Since 2020, no other bank has been sanctioned. Can we believe that the BRH, through its supervision department, has done a good job by forcing commercial banks to comply with prudential standards and BRH circulars? The question remains open. We can mention two other situations. About three (3) years ago, in August 2022, the FATF (Financial Action Task Force) issued threats against Haiti, specifically targeting the banking sector, namely to cut off Haitian banks from all contact with foreign banks by disconnecting the SWIFT code, for example.
To avoid this very heavy sanction, Haitian banks agreed to apply the procedure concerning anti-money laundering and combating the financing of terrorism.
It is important to know that the FATF studies how money is laundered and terrorism is financed, promotes global standards to mitigate risks, and assesses whether countries are taking effective measures to combat money laundering and the financing of terrorism. Today, we are following another case, that of Sogebank and Western Union (WU). It is difficult to obtain information, as Haitian banks do not operate with full transparency, but we observe that Sogebank's WU service is no longer functioning. Did this bank show failures regarding the application of procedures on the origin of funds? This is another open question. In Haiti, there is a legal vacuum regarding the regulation of the financial market and the economic sector specifically. For example, we do not have a "competition law," nor do we have a law on "financial market authorities" or a market watchdog. This absence of a complete and appropriate legal environment is sorely lacking, and the main victims are and will be market participants on both the supply and demand sides. We have the case of SOGENER, which closed its doors without a word to its Haitian creditors holding SOGENER bonds totaling ten million US dollars (10,000,000 USD). The existence of a regulatory authority in the economic field would have helped these poor middle-class investors who invested their meager assets or savings by purchasing SOGENER bonds to recover their investment. SOGENER's misfortune causes almost irreparable damage to the development of the Haitian financial market, and thus to Haiti's economic development. Consequently, a shock or crisis of confidence sets in, and issuers of bonds or securities will have great difficulty finding buyers in the future.
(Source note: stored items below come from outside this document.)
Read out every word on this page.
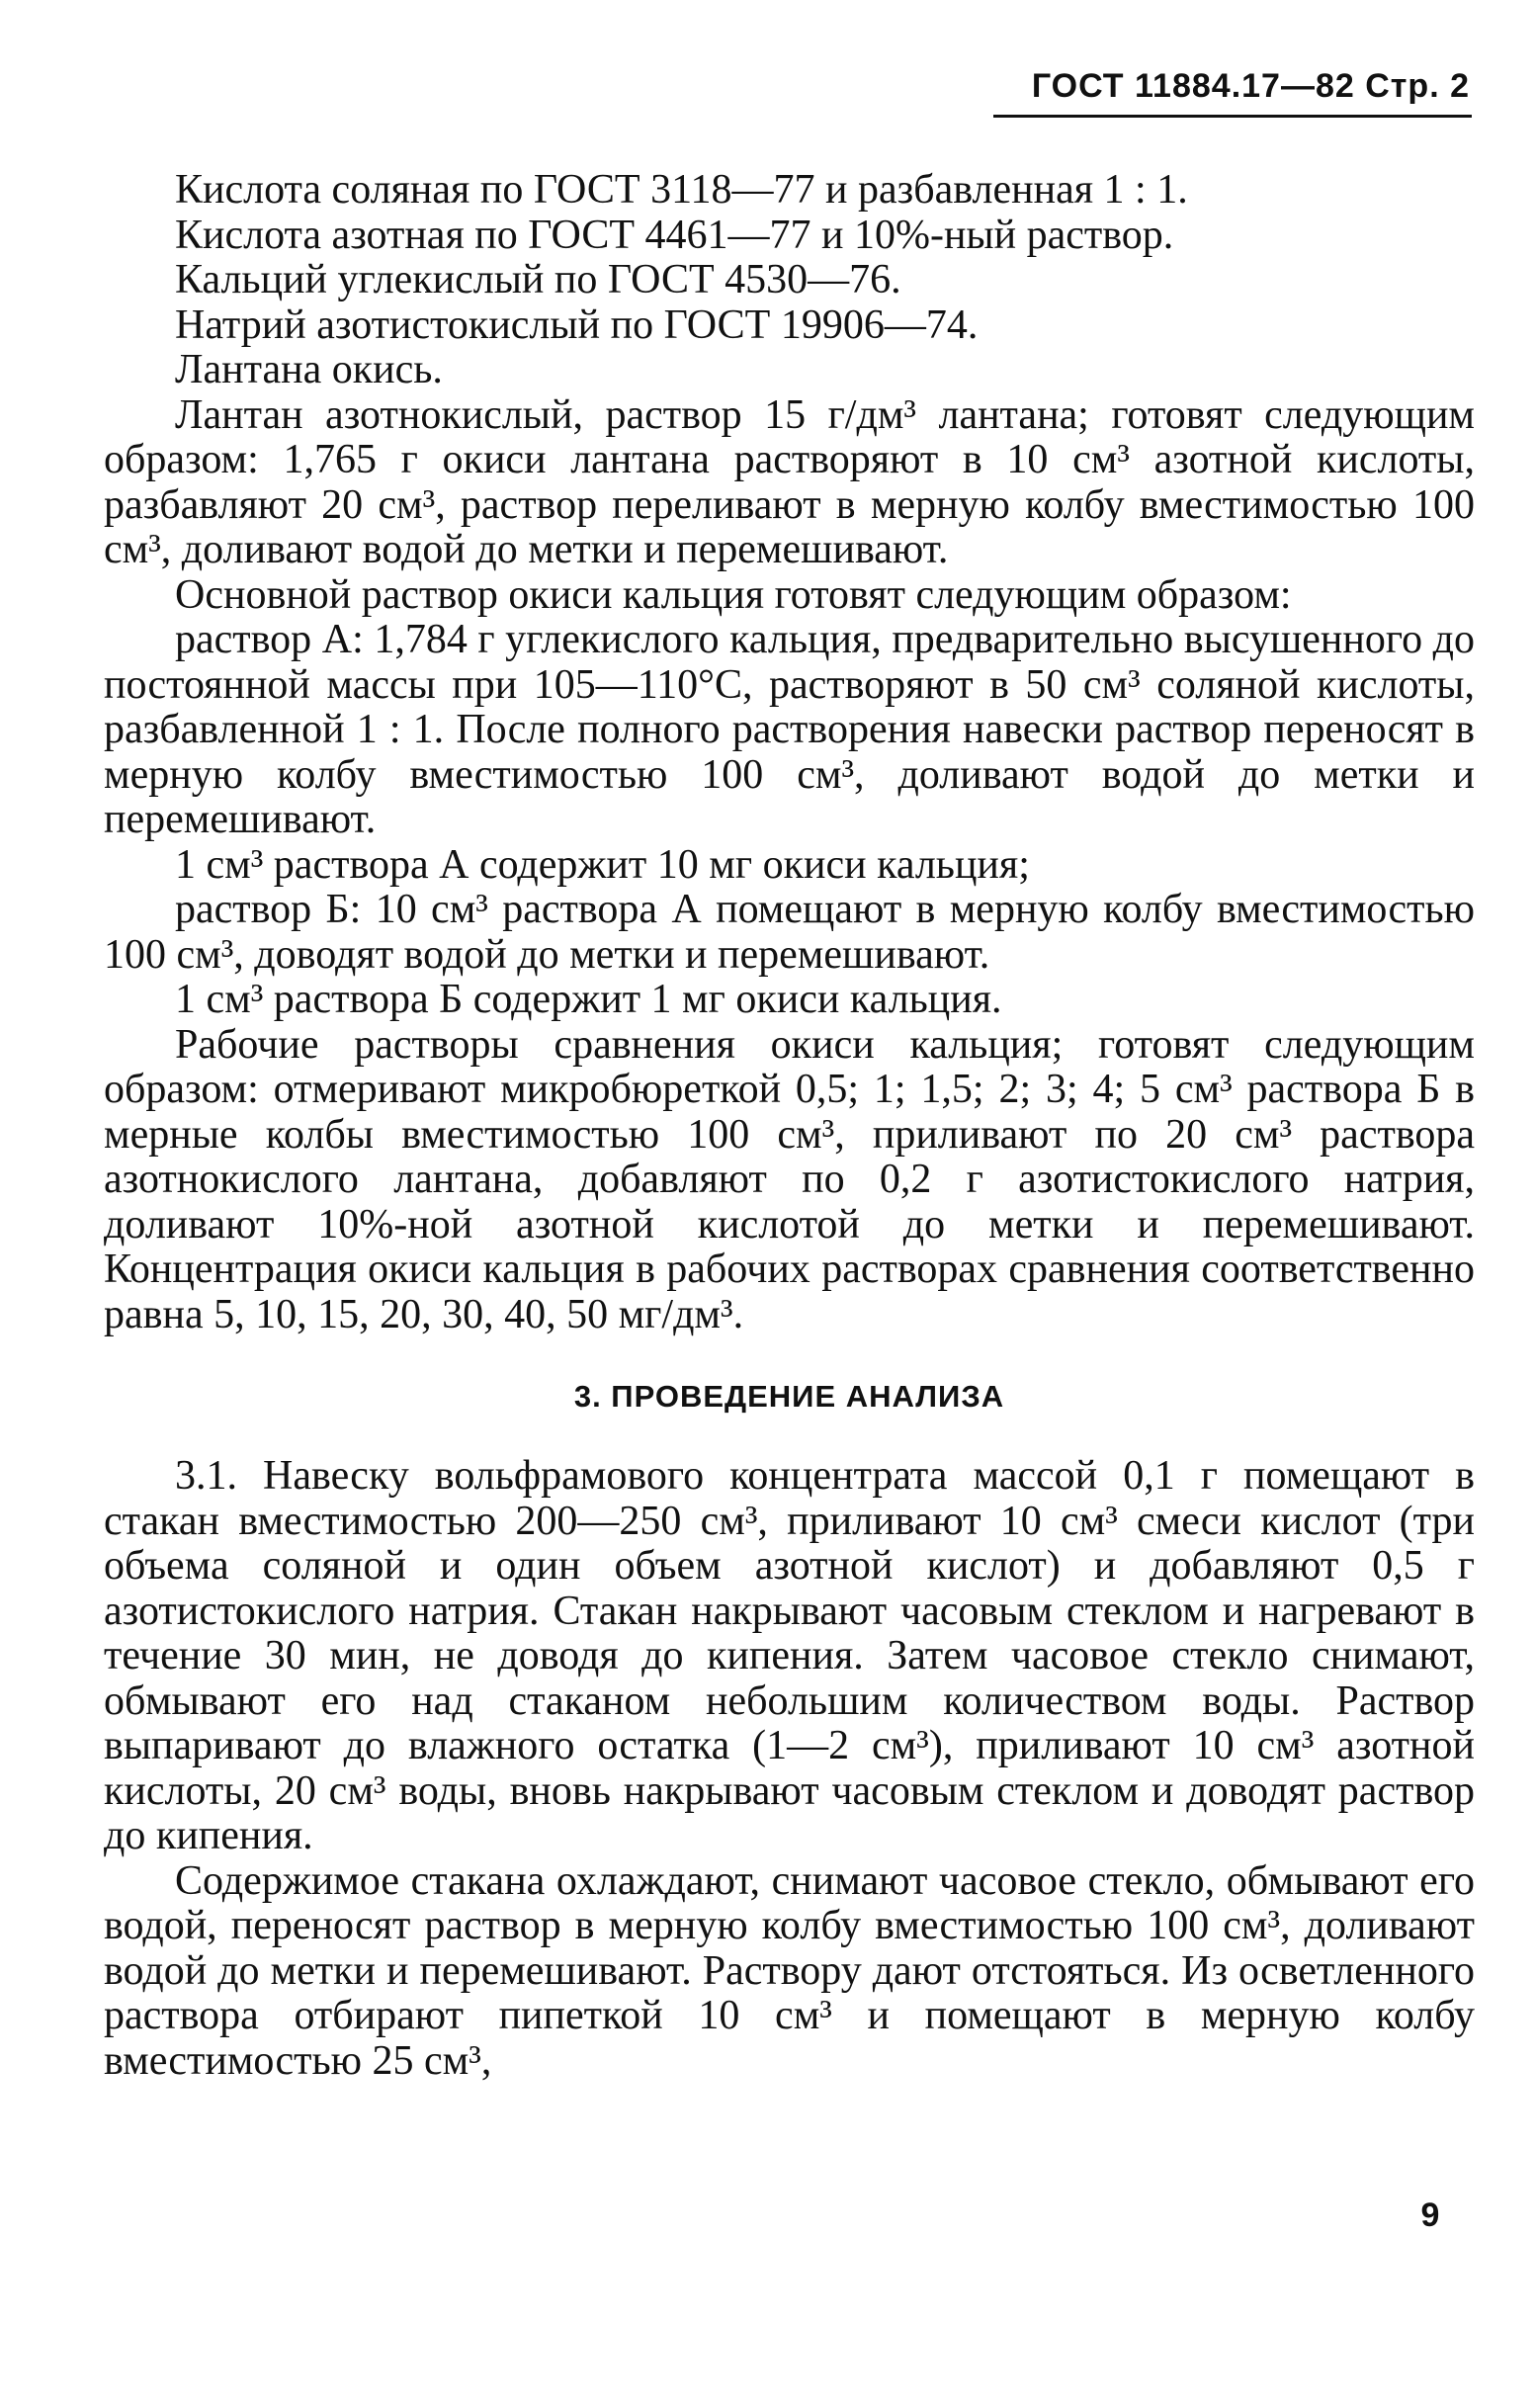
ГОСТ 11884.17—82 Стр. 2

Кислота соляная по ГОСТ 3118—77 и разбавленная 1 : 1.

Кислота азотная по ГОСТ 4461—77 и 10%-ный раствор.

Кальций углекислый по ГОСТ 4530—76.

Натрий азотистокислый по ГОСТ 19906—74.

Лантана окись.

Лантан азотнокислый, раствор 15 г/дм³ лантана; готовят следующим образом: 1,765 г окиси лантана растворяют в 10 см³ азотной кислоты, разбавляют 20 см³, раствор переливают в мерную колбу вместимостью 100 см³, доливают водой до метки и перемешивают.

Основной раствор окиси кальция готовят следующим образом:

раствор А: 1,784 г углекислого кальция, предварительно высушенного до постоянной массы при 105—110°С, растворяют в 50 см³ соляной кислоты, разбавленной 1 : 1. После полного растворения навески раствор переносят в мерную колбу вместимостью 100 см³, доливают водой до метки и перемешивают.

1 см³ раствора А содержит 10 мг окиси кальция;

раствор Б: 10 см³ раствора А помещают в мерную колбу вместимостью 100 см³, доводят водой до метки и перемешивают.

1 см³ раствора Б содержит 1 мг окиси кальция.

Рабочие растворы сравнения окиси кальция; готовят следующим образом: отмеривают микробюреткой 0,5; 1; 1,5; 2; 3; 4; 5 см³ раствора Б в мерные колбы вместимостью 100 см³, приливают по 20 см³ раствора азотнокислого лантана, добавляют по 0,2 г азотистокислого натрия, доливают 10%-ной азотной кислотой до метки и перемешивают. Концентрация окиси кальция в рабочих растворах сравнения соответственно равна 5, 10, 15, 20, 30, 40, 50 мг/дм³.

3. ПРОВЕДЕНИЕ АНАЛИЗА

3.1. Навеску вольфрамового концентрата массой 0,1 г помещают в стакан вместимостью 200—250 см³, приливают 10 см³ смеси кислот (три объема соляной и один объем азотной кислот) и добавляют 0,5 г азотистокислого натрия. Стакан накрывают часовым стеклом и нагревают в течение 30 мин, не доводя до кипения. Затем часовое стекло снимают, обмывают его над стаканом небольшим количеством воды. Раствор выпаривают до влажного остатка (1—2 см³), приливают 10 см³ азотной кислоты, 20 см³ воды, вновь накрывают часовым стеклом и доводят раствор до кипения.

Содержимое стакана охлаждают, снимают часовое стекло, обмывают его водой, переносят раствор в мерную колбу вместимостью 100 см³, доливают водой до метки и перемешивают. Раствору дают отстояться. Из осветленного раствора отбирают пипеткой 10 см³ и помещают в мерную колбу вместимостью 25 см³,

9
It is high time to have the appropriate legal framework to prevent the repetition of cases like SOGENER's. We all agree that without a complete and well-regulated financial market, it will be impossible for Haiti to develop because our entrepreneurs or investors will not be able to find long-term financing for their long-term investment needs.
Let us remember that financing or bank credit for businesses is often short-term for working capital formation or cash flow needs.